I started searching Google for a search engine which would help me filter out these sorts of ultra popular company blogs and leave me with the gold nuggets that are the individual bloggers. I searched for "search engines that eliminate the 100,000 top ranked websites" and "search engine that filter out top million alexa ranked sites". I soon found Million Short.

Million Short is a search engine that gives the user lots of control over the results they receive. Through the filters provided, users can opt for sites that have or do not have ecommerce and live chat. Those are kind of cool features. The feature I care most about is the ability to remove popular websites from the results. You can remove the top 100, 1000, 10K, 100K, and million Alexa ranked web domains.

This search engine with the popular results filter works wonders at helping you find little known blogs. I had tried to find small time bloggers through sites like Bloglovin', and while it worked better than looking through Google, it was still hard to find unpopular solo bloggers. Lots of the blogs found on Bloglovin' were really popular blogs and were often reaching the point of hiring writers to produce content. They were on the verge of becoming those large companies I wanted to exclude.

Million Short can be great for someone looking for a diversity of opinions and source materials, possibly someone producing a research paper, but it is ideal for someone looking for new individual bloggers.

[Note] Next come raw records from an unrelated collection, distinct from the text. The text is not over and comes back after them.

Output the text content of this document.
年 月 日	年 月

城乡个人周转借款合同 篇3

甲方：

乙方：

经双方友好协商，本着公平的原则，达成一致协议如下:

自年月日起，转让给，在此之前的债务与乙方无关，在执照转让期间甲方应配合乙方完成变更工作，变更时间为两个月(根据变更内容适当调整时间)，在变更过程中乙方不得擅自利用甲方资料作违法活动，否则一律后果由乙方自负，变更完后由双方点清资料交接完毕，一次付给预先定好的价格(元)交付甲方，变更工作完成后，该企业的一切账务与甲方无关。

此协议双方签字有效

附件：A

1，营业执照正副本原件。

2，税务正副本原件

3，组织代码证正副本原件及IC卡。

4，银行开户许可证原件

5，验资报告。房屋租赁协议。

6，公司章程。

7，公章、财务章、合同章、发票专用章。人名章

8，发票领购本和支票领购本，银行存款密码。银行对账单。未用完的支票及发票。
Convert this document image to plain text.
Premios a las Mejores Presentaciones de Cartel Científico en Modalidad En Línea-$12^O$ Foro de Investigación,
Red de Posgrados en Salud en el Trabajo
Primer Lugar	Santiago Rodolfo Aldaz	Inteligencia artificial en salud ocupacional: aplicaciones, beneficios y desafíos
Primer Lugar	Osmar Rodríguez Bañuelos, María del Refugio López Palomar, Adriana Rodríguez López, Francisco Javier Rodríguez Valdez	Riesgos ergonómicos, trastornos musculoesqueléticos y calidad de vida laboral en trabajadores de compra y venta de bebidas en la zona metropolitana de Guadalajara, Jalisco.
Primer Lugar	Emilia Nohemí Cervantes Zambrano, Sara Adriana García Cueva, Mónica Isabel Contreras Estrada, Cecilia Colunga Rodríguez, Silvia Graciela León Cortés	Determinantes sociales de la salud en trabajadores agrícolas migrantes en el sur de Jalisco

If you are a blogger with the ability to provide backlinks to other websites from your own blog, you may want to find smaller blogs and provide them with link love over already super popular websites. By finding articles which have not been given lots of attention, you can link out to relevant but underappreciated posts and give those bloggers a boost. When a site has hundreds of thousands of backlinks already, one more link does very little to help improve rankings and results. When a small blog has very few or no backlinks, a single editorial backlink can make a huge and very noticeable difference which can kick off a snowball effect where their content begins to rank higher and so begins to attract even more backlinks.

I want to help push small blogs to success by finding their content and linking to it, and I think many other bloggers want that too. I have found Million Short to be an extremely useful tool in finding awesome small blogs which can use some Linkerati attention.

Whatever your reason for wanting to try Million Short, I recommend you give it a shot! Have you tried Million Short? What did you think? Is there another search engine you like even more? What is it? Let me know in the comments!